One possible explanation for the faster run time of phylosig that I thought of after writing this post is that I use the analytically derived solutions for σ^2 & the root value, conditioned on λ, so that ML optimization is a univariate rather than a multivariate maximization problem. This produces the same parameter estimates & likelihood but should be (theoretically and, evidently, in practice) much quicker.
ReplyDeleteHi,
ReplyDeleteYour code is impressively fast! But I think the calculation can be done even faster - using Felsenstein's (1973) algorithm one can avoid creating the variance covariance matrix or having to invert it. Using that algorithm (here called 'fast') I get the following:
lambda logL Time
phylosig 0.7114102 -220.1066 0.693
fitContinuous 0.7114085 -220.1066 39.770
gls 0.7114125 -220.1066 14.666
pgls 0.7114119 -220.1066 23.730
fast 0.7114101 -220.1066 0.141
The differences are exacerbated using larger trees, e.g. here with 1000 tips:
lambda logL Time
phylosig 0.7463478 -1109.464 32.126
fitContinuous 0.7463439 -1109.464 1146.695
gls 0.7463487 -1109.464 380.447
pgls 0.7463473 -1109.464 641.631
fast 0.7463478 -1109.464 0.801
I wonder if the other methods are performing un-necessary computation with respect to forming the variance matrix?
Rob
This is fantastic Rob.
ReplyDeleteYes, as I alluded, I was initially perplexed as to why phylosig was faster (as I made no attempt to be computationally economic) but then I realized it is because it does only univariate optimization, using the conditional MLEs of sigma^2 and the root state.

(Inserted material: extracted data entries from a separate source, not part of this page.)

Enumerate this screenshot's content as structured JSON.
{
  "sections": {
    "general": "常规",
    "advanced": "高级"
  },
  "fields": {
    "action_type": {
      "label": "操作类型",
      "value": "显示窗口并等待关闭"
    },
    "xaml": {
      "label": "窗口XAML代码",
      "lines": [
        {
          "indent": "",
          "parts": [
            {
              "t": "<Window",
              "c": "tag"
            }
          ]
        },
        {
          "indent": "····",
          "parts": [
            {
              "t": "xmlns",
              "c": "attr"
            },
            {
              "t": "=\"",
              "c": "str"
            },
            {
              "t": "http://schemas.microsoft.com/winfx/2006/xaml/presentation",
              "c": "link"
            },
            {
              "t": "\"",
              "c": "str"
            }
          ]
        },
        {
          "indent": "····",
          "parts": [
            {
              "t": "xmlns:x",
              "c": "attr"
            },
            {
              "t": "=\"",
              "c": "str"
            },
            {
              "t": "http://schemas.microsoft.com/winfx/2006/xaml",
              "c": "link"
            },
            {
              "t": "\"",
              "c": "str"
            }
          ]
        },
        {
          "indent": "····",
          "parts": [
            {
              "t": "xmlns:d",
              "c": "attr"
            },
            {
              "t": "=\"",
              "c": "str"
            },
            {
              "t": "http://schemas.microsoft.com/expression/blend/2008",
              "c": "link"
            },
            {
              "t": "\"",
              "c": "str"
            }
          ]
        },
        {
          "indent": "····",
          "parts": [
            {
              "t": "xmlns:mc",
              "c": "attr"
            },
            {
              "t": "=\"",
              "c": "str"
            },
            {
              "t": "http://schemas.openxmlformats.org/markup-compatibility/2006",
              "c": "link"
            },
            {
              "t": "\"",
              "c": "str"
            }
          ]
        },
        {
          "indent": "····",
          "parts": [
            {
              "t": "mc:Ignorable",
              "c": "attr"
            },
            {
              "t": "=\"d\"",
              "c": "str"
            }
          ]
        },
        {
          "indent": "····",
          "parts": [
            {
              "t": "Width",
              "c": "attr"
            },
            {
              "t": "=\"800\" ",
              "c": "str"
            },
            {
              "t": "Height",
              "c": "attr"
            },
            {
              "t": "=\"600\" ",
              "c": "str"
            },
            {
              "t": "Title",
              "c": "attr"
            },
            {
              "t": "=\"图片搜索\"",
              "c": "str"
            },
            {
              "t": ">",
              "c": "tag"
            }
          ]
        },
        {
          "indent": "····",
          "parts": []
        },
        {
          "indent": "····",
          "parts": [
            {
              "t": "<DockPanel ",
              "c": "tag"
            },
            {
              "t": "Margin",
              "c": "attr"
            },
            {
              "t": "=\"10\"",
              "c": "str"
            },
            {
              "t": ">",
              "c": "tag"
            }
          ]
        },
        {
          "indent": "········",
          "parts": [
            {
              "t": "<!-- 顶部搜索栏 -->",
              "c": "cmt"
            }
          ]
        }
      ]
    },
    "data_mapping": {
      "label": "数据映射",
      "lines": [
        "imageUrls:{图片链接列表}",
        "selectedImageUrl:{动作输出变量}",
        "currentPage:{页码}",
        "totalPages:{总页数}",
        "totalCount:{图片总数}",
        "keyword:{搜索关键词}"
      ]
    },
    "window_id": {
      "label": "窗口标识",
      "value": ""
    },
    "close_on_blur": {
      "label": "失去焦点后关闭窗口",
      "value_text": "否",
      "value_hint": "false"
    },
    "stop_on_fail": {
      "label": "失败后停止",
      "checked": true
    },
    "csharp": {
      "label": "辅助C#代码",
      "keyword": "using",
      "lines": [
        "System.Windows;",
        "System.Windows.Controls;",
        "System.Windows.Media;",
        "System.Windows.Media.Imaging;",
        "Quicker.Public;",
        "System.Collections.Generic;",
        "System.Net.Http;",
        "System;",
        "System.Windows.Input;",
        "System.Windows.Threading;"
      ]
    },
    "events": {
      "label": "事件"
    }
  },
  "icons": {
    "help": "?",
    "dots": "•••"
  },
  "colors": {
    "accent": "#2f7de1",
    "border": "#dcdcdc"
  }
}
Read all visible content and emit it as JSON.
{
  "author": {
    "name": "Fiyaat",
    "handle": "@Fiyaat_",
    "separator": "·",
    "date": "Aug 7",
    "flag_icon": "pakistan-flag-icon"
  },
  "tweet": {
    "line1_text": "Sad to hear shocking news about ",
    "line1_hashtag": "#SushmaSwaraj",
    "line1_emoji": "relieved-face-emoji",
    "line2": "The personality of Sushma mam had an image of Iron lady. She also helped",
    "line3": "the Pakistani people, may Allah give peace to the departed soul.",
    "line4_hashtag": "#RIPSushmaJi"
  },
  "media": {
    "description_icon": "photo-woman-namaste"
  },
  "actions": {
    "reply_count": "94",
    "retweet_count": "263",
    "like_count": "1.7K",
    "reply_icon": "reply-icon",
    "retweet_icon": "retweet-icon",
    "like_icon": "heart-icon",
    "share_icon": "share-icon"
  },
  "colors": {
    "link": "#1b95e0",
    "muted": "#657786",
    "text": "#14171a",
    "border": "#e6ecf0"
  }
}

An obvious alternative is to do REML estimation of λ based on contrasts; however Rob's suggestion, to use the algorithm of Felsenstein (1973), is even better. This could certainly be used to speed up likelihood calculation for other models as well.
For those not familiar with this article, I recently discovered that it is available online, evidently for free - here. The algorithm Rob is describing begins on p. 476, I believe.